This post orginally appeared in Patrick Butler’s Cuts Blog on 19 November 2010 and appears here by kind permission of The Guardian.
It’s open season on public servants. These are just a few of my “favourites” from the national press:
• @Baskers-gate – in which a national newspaper decided to vilify a public servant for … er, being a real person;
• Potplant-gate – in which ministers criticised Quangos for providing foliage for office space (having not noticed their offices had the same greenery);
• Junket-gates – in which various organisations have been denounced for hiring venues for events some of which have been – gasp – near the coast or racecourses;
• Goldplated-gate – in which any aspect of a public servants terms and conditions are automatically assumed to be unearned.
You’ll have your own favourites. Perhaps we could make a scrapbook for our children and grandchildren so they can see what we did in the war on waste.
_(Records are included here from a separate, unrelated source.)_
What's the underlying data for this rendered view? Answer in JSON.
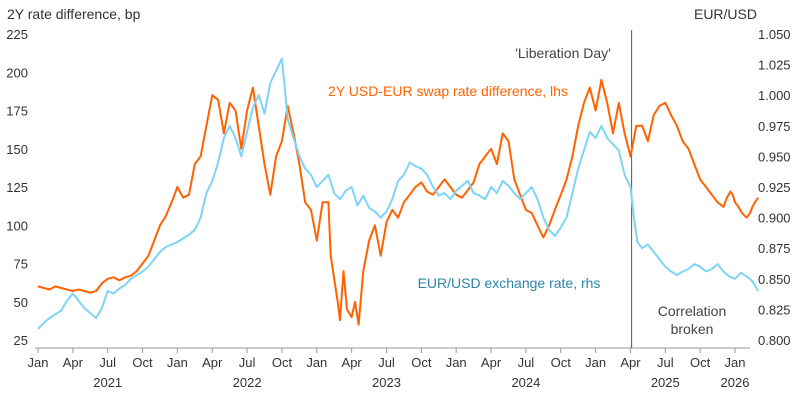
{
  "chart_data": {
    "type": "line",
    "left_axis_title": "2Y rate difference, bp",
    "right_axis_title": "EUR/USD",
    "left_ticks": [
      225,
      200,
      175,
      150,
      125,
      100,
      75,
      50,
      25
    ],
    "right_ticks": [
      "1.050",
      "1.025",
      "1.000",
      "0.975",
      "0.950",
      "0.925",
      "0.900",
      "0.875",
      "0.850",
      "0.825",
      "0.800"
    ],
    "left_ylim": [
      25,
      225
    ],
    "right_ylim": [
      0.8,
      1.05
    ],
    "x_month_ticks": [
      {
        "t": 0,
        "label": "Jan"
      },
      {
        "t": 3,
        "label": "Apr"
      },
      {
        "t": 6,
        "label": "Jul"
      },
      {
        "t": 9,
        "label": "Oct"
      },
      {
        "t": 12,
        "label": "Jan"
      },
      {
        "t": 15,
        "label": "Apr"
      },
      {
        "t": 18,
        "label": "Jul"
      },
      {
        "t": 21,
        "label": "Oct"
      },
      {
        "t": 24,
        "label": "Jan"
      },
      {
        "t": 27,
        "label": "Apr"
      },
      {
        "t": 30,
        "label": "Jul"
      },
      {
        "t": 33,
        "label": "Oct"
      },
      {
        "t": 36,
        "label": "Jan"
      },
      {
        "t": 39,
        "label": "Apr"
      },
      {
        "t": 42,
        "label": "Jul"
      },
      {
        "t": 45,
        "label": "Oct"
      },
      {
        "t": 48,
        "label": "Jan"
      },
      {
        "t": 51,
        "label": "Apr"
      },
      {
        "t": 54,
        "label": "Jul"
      },
      {
        "t": 57,
        "label": "Oct"
      },
      {
        "t": 60,
        "label": "Jan"
      }
    ],
    "x_year_ticks": [
      {
        "t": 6,
        "label": "2021"
      },
      {
        "t": 18,
        "label": "2022"
      },
      {
        "t": 30,
        "label": "2023"
      },
      {
        "t": 42,
        "label": "2024"
      },
      {
        "t": 54,
        "label": "2025"
      },
      {
        "t": 60,
        "label": "2026"
      }
    ],
    "x_range_months": [
      0,
      60
    ],
    "event_line_month": 51.1,
    "series": [
      {
        "name": "2Y USD-EUR swap rate difference, lhs",
        "axis": "left",
        "color": "#FF6200",
        "points": [
          [
            0,
            60
          ],
          [
            0.5,
            59
          ],
          [
            1,
            58
          ],
          [
            1.5,
            60
          ],
          [
            2,
            59
          ],
          [
            2.5,
            58
          ],
          [
            3,
            57
          ],
          [
            3.5,
            58
          ],
          [
            4,
            57
          ],
          [
            4.5,
            56
          ],
          [
            5,
            57
          ],
          [
            5.5,
            62
          ],
          [
            6,
            65
          ],
          [
            6.5,
            66
          ],
          [
            7,
            64
          ],
          [
            7.5,
            66
          ],
          [
            8,
            67
          ],
          [
            8.5,
            70
          ],
          [
            9,
            75
          ],
          [
            9.5,
            80
          ],
          [
            10,
            90
          ],
          [
            10.5,
            100
          ],
          [
            11,
            106
          ],
          [
            11.5,
            115
          ],
          [
            12,
            125
          ],
          [
            12.5,
            118
          ],
          [
            13,
            120
          ],
          [
            13.5,
            140
          ],
          [
            14,
            145
          ],
          [
            14.5,
            165
          ],
          [
            15,
            185
          ],
          [
            15.5,
            182
          ],
          [
            16,
            160
          ],
          [
            16.5,
            180
          ],
          [
            17,
            175
          ],
          [
            17.5,
            150
          ],
          [
            18,
            175
          ],
          [
            18.5,
            190
          ],
          [
            19,
            165
          ],
          [
            19.5,
            140
          ],
          [
            20,
            120
          ],
          [
            20.5,
            145
          ],
          [
            21,
            155
          ],
          [
            21.5,
            178
          ],
          [
            22,
            160
          ],
          [
            22.5,
            140
          ],
          [
            23,
            115
          ],
          [
            23.5,
            110
          ],
          [
            24,
            90
          ],
          [
            24.5,
            115
          ],
          [
            25,
            115
          ],
          [
            25.2,
            80
          ],
          [
            25.5,
            65
          ],
          [
            25.8,
            50
          ],
          [
            26,
            38
          ],
          [
            26.3,
            70
          ],
          [
            26.6,
            45
          ],
          [
            27,
            40
          ],
          [
            27.3,
            50
          ],
          [
            27.6,
            35
          ],
          [
            28,
            70
          ],
          [
            28.5,
            90
          ],
          [
            29,
            100
          ],
          [
            29.5,
            80
          ],
          [
            30,
            102
          ],
          [
            30.5,
            110
          ],
          [
            31,
            105
          ],
          [
            31.5,
            115
          ],
          [
            32,
            120
          ],
          [
            32.5,
            125
          ],
          [
            33,
            128
          ],
          [
            33.5,
            122
          ],
          [
            34,
            120
          ],
          [
            34.5,
            125
          ],
          [
            35,
            130
          ],
          [
            35.5,
            125
          ],
          [
            36,
            120
          ],
          [
            36.5,
            118
          ],
          [
            37,
            123
          ],
          [
            37.5,
            128
          ],
          [
            38,
            140
          ],
          [
            38.5,
            145
          ],
          [
            39,
            150
          ],
          [
            39.5,
            140
          ],
          [
            40,
            160
          ],
          [
            40.5,
            155
          ],
          [
            41,
            130
          ],
          [
            41.5,
            120
          ],
          [
            42,
            110
          ],
          [
            42.5,
            108
          ],
          [
            43,
            100
          ],
          [
            43.5,
            92
          ],
          [
            44,
            100
          ],
          [
            44.5,
            110
          ],
          [
            45,
            120
          ],
          [
            45.5,
            130
          ],
          [
            46,
            145
          ],
          [
            46.5,
            165
          ],
          [
            47,
            180
          ],
          [
            47.5,
            190
          ],
          [
            48,
            175
          ],
          [
            48.5,
            195
          ],
          [
            49,
            180
          ],
          [
            49.5,
            160
          ],
          [
            50,
            180
          ],
          [
            50.5,
            160
          ],
          [
            51,
            145
          ],
          [
            51.5,
            165
          ],
          [
            52,
            165
          ],
          [
            52.5,
            155
          ],
          [
            53,
            172
          ],
          [
            53.5,
            178
          ],
          [
            54,
            180
          ],
          [
            54.5,
            172
          ],
          [
            55,
            165
          ],
          [
            55.5,
            155
          ],
          [
            56,
            150
          ],
          [
            56.5,
            140
          ],
          [
            57,
            130
          ],
          [
            57.5,
            125
          ],
          [
            58,
            120
          ],
          [
            58.5,
            115
          ],
          [
            59,
            112
          ],
          [
            59.3,
            118
          ],
          [
            59.6,
            122
          ],
          [
            59.8,
            120
          ],
          [
            60,
            115
          ],
          [
            60.3,
            112
          ],
          [
            60.6,
            108
          ],
          [
            61,
            105
          ],
          [
            61.3,
            108
          ],
          [
            61.5,
            112
          ],
          [
            61.8,
            116
          ],
          [
            62,
            118
          ]
        ]
      },
      {
        "name": "EUR/USD exchange rate, rhs",
        "axis": "right",
        "color": "#7DD4F5",
        "points": [
          [
            0,
            0.809
          ],
          [
            0.5,
            0.814
          ],
          [
            1,
            0.818
          ],
          [
            1.5,
            0.821
          ],
          [
            2,
            0.824
          ],
          [
            2.5,
            0.832
          ],
          [
            3,
            0.838
          ],
          [
            3.5,
            0.832
          ],
          [
            4,
            0.826
          ],
          [
            4.5,
            0.822
          ],
          [
            5,
            0.818
          ],
          [
            5.5,
            0.826
          ],
          [
            6,
            0.84
          ],
          [
            6.5,
            0.838
          ],
          [
            7,
            0.842
          ],
          [
            7.5,
            0.845
          ],
          [
            8,
            0.85
          ],
          [
            8.5,
            0.853
          ],
          [
            9,
            0.856
          ],
          [
            9.5,
            0.86
          ],
          [
            10,
            0.866
          ],
          [
            10.5,
            0.872
          ],
          [
            11,
            0.876
          ],
          [
            11.5,
            0.878
          ],
          [
            12,
            0.88
          ],
          [
            12.5,
            0.883
          ],
          [
            13,
            0.886
          ],
          [
            13.5,
            0.89
          ],
          [
            14,
            0.9
          ],
          [
            14.5,
            0.92
          ],
          [
            15,
            0.93
          ],
          [
            15.5,
            0.945
          ],
          [
            16,
            0.965
          ],
          [
            16.5,
            0.975
          ],
          [
            17,
            0.965
          ],
          [
            17.5,
            0.95
          ],
          [
            18,
            0.97
          ],
          [
            18.5,
            0.99
          ],
          [
            19,
            1.0
          ],
          [
            19.5,
            0.985
          ],
          [
            20,
            1.01
          ],
          [
            20.5,
            1.02
          ],
          [
            21,
            1.03
          ],
          [
            21.5,
            0.98
          ],
          [
            22,
            0.965
          ],
          [
            22.5,
            0.95
          ],
          [
            23,
            0.94
          ],
          [
            23.5,
            0.935
          ],
          [
            24,
            0.925
          ],
          [
            24.5,
            0.93
          ],
          [
            25,
            0.935
          ],
          [
            25.5,
            0.92
          ],
          [
            26,
            0.915
          ],
          [
            26.5,
            0.922
          ],
          [
            27,
            0.925
          ],
          [
            27.5,
            0.91
          ],
          [
            28,
            0.918
          ],
          [
            28.5,
            0.908
          ],
          [
            29,
            0.905
          ],
          [
            29.5,
            0.9
          ],
          [
            30,
            0.905
          ],
          [
            30.5,
            0.915
          ],
          [
            31,
            0.93
          ],
          [
            31.5,
            0.935
          ],
          [
            32,
            0.945
          ],
          [
            32.5,
            0.942
          ],
          [
            33,
            0.94
          ],
          [
            33.5,
            0.935
          ],
          [
            34,
            0.925
          ],
          [
            34.5,
            0.918
          ],
          [
            35,
            0.92
          ],
          [
            35.5,
            0.915
          ],
          [
            36,
            0.922
          ],
          [
            36.5,
            0.926
          ],
          [
            37,
            0.93
          ],
          [
            37.5,
            0.92
          ],
          [
            38,
            0.918
          ],
          [
            38.5,
            0.915
          ],
          [
            39,
            0.925
          ],
          [
            39.5,
            0.92
          ],
          [
            40,
            0.93
          ],
          [
            40.5,
            0.926
          ],
          [
            41,
            0.92
          ],
          [
            41.5,
            0.915
          ],
          [
            42,
            0.92
          ],
          [
            42.5,
            0.925
          ],
          [
            43,
            0.915
          ],
          [
            43.5,
            0.9
          ],
          [
            44,
            0.89
          ],
          [
            44.5,
            0.885
          ],
          [
            45,
            0.892
          ],
          [
            45.5,
            0.9
          ],
          [
            46,
            0.92
          ],
          [
            46.5,
            0.94
          ],
          [
            47,
            0.955
          ],
          [
            47.5,
            0.97
          ],
          [
            48,
            0.965
          ],
          [
            48.5,
            0.975
          ],
          [
            49,
            0.965
          ],
          [
            49.5,
            0.96
          ],
          [
            50,
            0.955
          ],
          [
            50.5,
            0.935
          ],
          [
            51,
            0.925
          ],
          [
            51.3,
            0.9
          ],
          [
            51.6,
            0.88
          ],
          [
            52,
            0.875
          ],
          [
            52.5,
            0.878
          ],
          [
            53,
            0.872
          ],
          [
            53.5,
            0.866
          ],
          [
            54,
            0.86
          ],
          [
            54.5,
            0.856
          ],
          [
            55,
            0.853
          ],
          [
            55.5,
            0.856
          ],
          [
            56,
            0.858
          ],
          [
            56.5,
            0.862
          ],
          [
            57,
            0.86
          ],
          [
            57.5,
            0.856
          ],
          [
            58,
            0.858
          ],
          [
            58.5,
            0.862
          ],
          [
            59,
            0.856
          ],
          [
            59.5,
            0.852
          ],
          [
            60,
            0.85
          ],
          [
            60.5,
            0.855
          ],
          [
            61,
            0.852
          ],
          [
            61.5,
            0.848
          ],
          [
            62,
            0.84
          ]
        ]
      }
    ],
    "annotations": [
      {
        "id": "liberation-day",
        "text": "'Liberation Day'",
        "color": "#444444"
      },
      {
        "id": "swap-series-label",
        "text": "2Y USD-EUR swap rate difference, lhs",
        "color": "#FF6200"
      },
      {
        "id": "fx-series-label",
        "text": "EUR/USD exchange rate, rhs",
        "color": "#2C85A8"
      },
      {
        "id": "correlation-line1",
        "text": "Correlation",
        "color": "#444444"
      },
      {
        "id": "correlation-line2",
        "text": "broken",
        "color": "#444444"
      }
    ]
  }
}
There comes a point when any old rubbish repeated often enough becomes an accepted truth. That’s where we are at with public service and public servants. The starting position is that we are all lazy wasters, shamelessly feather-bedded and watching the clock until 5pm. Of course I should not miss the added sophistication of the frontline good; back-office bad analysis now also being bandied about.
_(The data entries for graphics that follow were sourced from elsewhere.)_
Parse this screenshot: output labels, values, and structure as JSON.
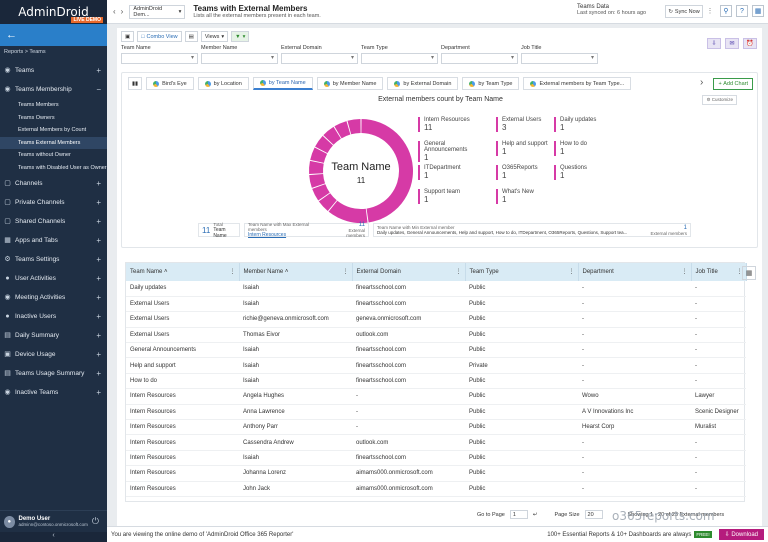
{
  "app": {
    "logo": "AdminDroid",
    "demo_badge": "LIVE DEMO",
    "breadcrumb": "Reports > Teams"
  },
  "sidebar": {
    "items": [
      {
        "label": "Teams",
        "icon": "teams-icon"
      },
      {
        "label": "Teams Membership",
        "icon": "teams-membership-icon",
        "expanded": true
      },
      {
        "label": "Channels",
        "icon": "channels-icon"
      },
      {
        "label": "Private Channels",
        "icon": "private-channels-icon"
      },
      {
        "label": "Shared Channels",
        "icon": "shared-channels-icon"
      },
      {
        "label": "Apps and Tabs",
        "icon": "apps-icon"
      },
      {
        "label": "Teams Settings",
        "icon": "settings-icon"
      },
      {
        "label": "User Activities",
        "icon": "user-activities-icon"
      },
      {
        "label": "Meeting Activities",
        "icon": "meeting-icon"
      },
      {
        "label": "Inactive Users",
        "icon": "inactive-users-icon"
      },
      {
        "label": "Daily Summary",
        "icon": "daily-summary-icon"
      },
      {
        "label": "Device Usage",
        "icon": "device-icon"
      },
      {
        "label": "Teams Usage Summary",
        "icon": "usage-icon"
      },
      {
        "label": "Inactive Teams",
        "icon": "inactive-teams-icon"
      }
    ],
    "subitems": [
      "Teams Members",
      "Teams Owners",
      "External Members by Count",
      "Teams External Members",
      "Teams without Owner",
      "Teams with Disabled User as Owner"
    ],
    "active_subitem": "Teams External Members",
    "user": {
      "name": "Demo User",
      "email": "adminn@contoso.onmicrosoft.com"
    }
  },
  "topbar": {
    "crumb_dropdown": "AdminDroid Dem...",
    "title": "Teams with External Members",
    "subtitle": "Lists all the external members present in each team.",
    "data_label": "Teams Data",
    "synced": "Last synced on: 6 hours ago",
    "sync_button": "Sync Now"
  },
  "toolbar": {
    "combo_view": "Combo View",
    "views": "Views"
  },
  "filters": [
    {
      "label": "Team Name"
    },
    {
      "label": "Member Name"
    },
    {
      "label": "External Domain"
    },
    {
      "label": "Team Type"
    },
    {
      "label": "Department"
    },
    {
      "label": "Job Title"
    }
  ],
  "chart_tabs": [
    "Bird's Eye",
    "by Location",
    "by Team Name",
    "by Member Name",
    "by External Domain",
    "by Team Type",
    "External members by Team Type..."
  ],
  "active_chart_tab": 2,
  "add_chart": "Add Chart",
  "customize": "Customize",
  "chart_data": {
    "type": "pie",
    "title": "External members count by Team Name",
    "center_label": "Team Name",
    "center_value": "11",
    "categories": [
      "Intern Resources",
      "External Users",
      "Daily updates",
      "General Announcements",
      "Help and support",
      "How to do",
      "ITDepartment",
      "O365Reports",
      "Questions",
      "Support team",
      "What's New"
    ],
    "values": [
      11,
      3,
      1,
      1,
      1,
      1,
      1,
      1,
      1,
      1,
      1
    ],
    "color": "#d63aa6"
  },
  "stats": {
    "total_value": "11",
    "total_label": "Total",
    "total_sub": "Team Name",
    "max_label": "Team Name with Max External members",
    "max_value_link": "Intern Resources",
    "max_count": "11",
    "max_unit": "External members",
    "min_label": "Team Name with Min External member",
    "min_list": "Daily updates, General Announcements, Help and support, How to do, ITDepartment, O365Reports, Questions, Support tea...",
    "min_count": "1",
    "min_unit": "External members"
  },
  "table": {
    "columns": [
      "Team Name",
      "Member Name",
      "External Domain",
      "Team Type",
      "Department",
      "Job Title"
    ],
    "rows": [
      [
        "Daily updates",
        "Isaiah",
        "fineartsschool.com",
        "Public",
        "-",
        "-"
      ],
      [
        "External Users",
        "Isaiah",
        "fineartsschool.com",
        "Public",
        "-",
        "-"
      ],
      [
        "External Users",
        "richie@geneva.onmicrosoft.com",
        "geneva.onmicrosoft.com",
        "Public",
        "-",
        "-"
      ],
      [
        "External Users",
        "Thomas Eivor",
        "outlook.com",
        "Public",
        "-",
        "-"
      ],
      [
        "General Announcements",
        "Isaiah",
        "fineartsschool.com",
        "Public",
        "-",
        "-"
      ],
      [
        "Help and support",
        "Isaiah",
        "fineartsschool.com",
        "Private",
        "-",
        "-"
      ],
      [
        "How to do",
        "Isaiah",
        "fineartsschool.com",
        "Public",
        "-",
        "-"
      ],
      [
        "Intern Resources",
        "Angela Hughes",
        "-",
        "Public",
        "Wowo",
        "Lawyer"
      ],
      [
        "Intern Resources",
        "Anna Lawrence",
        "-",
        "Public",
        "A V Innovations Inc",
        "Scenic Designer"
      ],
      [
        "Intern Resources",
        "Anthony Parr",
        "-",
        "Public",
        "Hearst Corp",
        "Muralist"
      ],
      [
        "Intern Resources",
        "Cassendra Andrew",
        "outlook.com",
        "Public",
        "-",
        "-"
      ],
      [
        "Intern Resources",
        "Isaiah",
        "fineartsschool.com",
        "Public",
        "-",
        "-"
      ],
      [
        "Intern Resources",
        "Johanna Lorenz",
        "aimams000.onmicrosoft.com",
        "Public",
        "-",
        "-"
      ],
      [
        "Intern Resources",
        "John Jack",
        "aimams000.onmicrosoft.com",
        "Public",
        "-",
        "-"
      ]
    ]
  },
  "pager": {
    "goto": "Go to Page",
    "page": "1",
    "page_size_label": "Page Size",
    "page_size": "20",
    "showing": "Showing 1 - 20 of 23 External members"
  },
  "footer": {
    "left": "You are viewing the online demo of 'AdminDroid Office 365 Reporter'",
    "right": "100+ Essential Reports & 10+ Dashboards are always",
    "free": "FREE!",
    "download": "Download"
  },
  "watermark": "o365reports.com"
}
To summarise if you work in public services but you are not a doctor, nurse, firefighter, paramedic, teacher (who wants to open your own school), police officer or member of the armed forces, then you are a disgusting waste of public money and you should do the decent thing. (The revolver’s on the table.)
Of course the pervasiveness of this narrative saps your sense of humour. Folks I have known for years who work in the private sector have caught the bug too. “It’ll be strange for you,” said one, “if you have to get a proper job in the private sector.” Nice.
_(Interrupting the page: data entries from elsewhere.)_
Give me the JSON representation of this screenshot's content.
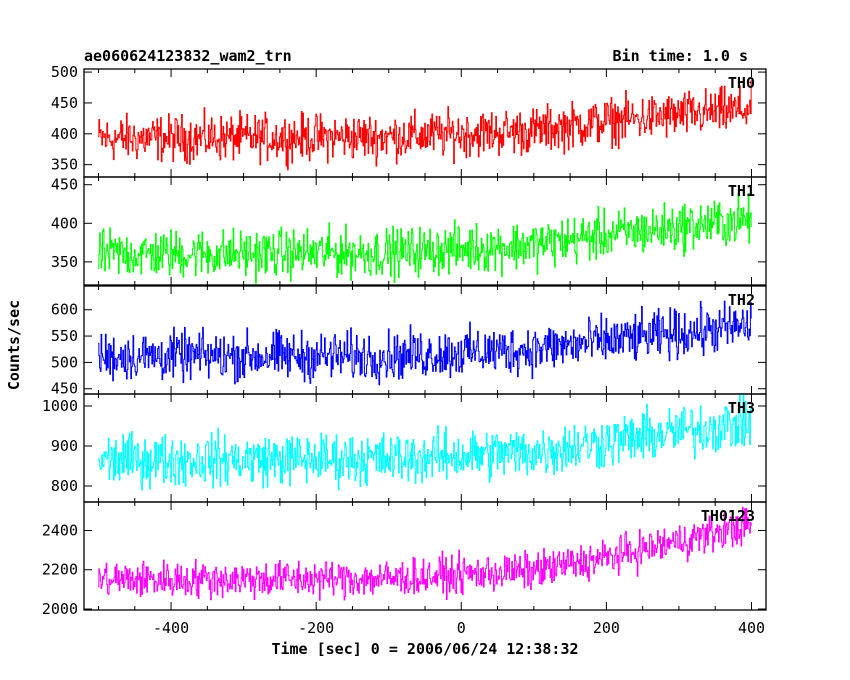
{
  "header": {
    "title": "ae060624123832_wam2_trn",
    "bin_time": "Bin time: 1.0 s"
  },
  "chart_data": {
    "type": "line",
    "title": "ae060624123832_wam2_trn",
    "subtitle": "Bin time: 1.0 s",
    "xlabel": "Time [sec] 0 = 2006/06/24 12:38:32",
    "ylabel": "Counts/sec",
    "xlim": [
      -520,
      420
    ],
    "x_ticks": [
      -400,
      -200,
      0,
      200,
      400
    ],
    "x": {
      "start": -500,
      "end": 400,
      "step": 1
    },
    "grid": false,
    "panels": [
      {
        "name": "TH0",
        "color": "#ff0000",
        "ylim": [
          330,
          505
        ],
        "y_ticks": [
          350,
          400,
          450,
          500
        ],
        "trend": [
          [
            -500,
            392
          ],
          [
            -100,
            395
          ],
          [
            100,
            405
          ],
          [
            200,
            420
          ],
          [
            400,
            440
          ]
        ],
        "noise": 55
      },
      {
        "name": "TH1",
        "color": "#00ff00",
        "ylim": [
          320,
          460
        ],
        "y_ticks": [
          350,
          400,
          450
        ],
        "trend": [
          [
            -500,
            360
          ],
          [
            -100,
            362
          ],
          [
            100,
            372
          ],
          [
            200,
            385
          ],
          [
            400,
            405
          ]
        ],
        "noise": 46
      },
      {
        "name": "TH2",
        "color": "#0000ff",
        "ylim": [
          440,
          645
        ],
        "y_ticks": [
          450,
          500,
          550,
          600
        ],
        "trend": [
          [
            -500,
            512
          ],
          [
            -100,
            512
          ],
          [
            100,
            525
          ],
          [
            200,
            540
          ],
          [
            400,
            570
          ]
        ],
        "noise": 68
      },
      {
        "name": "TH3",
        "color": "#00ffff",
        "ylim": [
          760,
          1030
        ],
        "y_ticks": [
          800,
          900,
          1000
        ],
        "trend": [
          [
            -500,
            865
          ],
          [
            -100,
            868
          ],
          [
            100,
            885
          ],
          [
            200,
            910
          ],
          [
            400,
            960
          ]
        ],
        "noise": 95
      },
      {
        "name": "TH0123",
        "color": "#ff00ff",
        "ylim": [
          1995,
          2545
        ],
        "y_ticks": [
          2000,
          2200,
          2400
        ],
        "trend": [
          [
            -500,
            2150
          ],
          [
            -100,
            2155
          ],
          [
            100,
            2195
          ],
          [
            200,
            2260
          ],
          [
            400,
            2430
          ]
        ],
        "noise": 140
      }
    ]
  }
}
But, while the knockabout may be fun for politicians and the media, those of us looking for work are wondering what this means for our job prospects. Many message boards on these stories have comments from business people saying they wouldn’t employ former public servants. Yesterday’s debate on this site’s Local Government Network blog had some interesting examples of this mood including:
My belief, built up from commercial dealings with over 30 different Public Sector Organisations, is that the workforce tend to be ineffective, inefficient and regretfully unsuccessful. @PublicSectorSceptic
There appears to be no drive for change as many individuals fear that change may result in the loss of their job. @CrazyDave2010
So, the situation for many public servants seems to be: we don’t want you doing your current job; and, we don’t want you working in our business.
Some public servants I know are trying to get around this Catch22 by arranging their CVs so that the employment history comes a long way after all their achievements (expressed generically) and in a small font. Who knows if it will work?
It’s this sort of paradox that prompted me to start blogging, trying to show how the changes coming from deficit reduction are hitting those of us working in the public service. But openness and transparency are part of this problem. Each publication round of public spending detail has seen apparently poor spending decisions being hung around the necks of all public servants. Feeding the settled narrative about how feckless and useless we all are.
But there’s a wider issue here. How the hell does anyone think public spending reductions will be delivered without well led and motivated public servants doing the work on the ground? Or are we waiting for the mops to come to life to clean our schools and hospitals? Perhaps the housing benefit systems will just automatically determine entitlement? The soiled sheets will change and wash themselves? Police cars will service and repair themselves without the intervention of mechanics?
Waving a wand in Whitehall will not get things done. For that you need boots on the ground. The poor bloody infantry of public service. The wasters … not.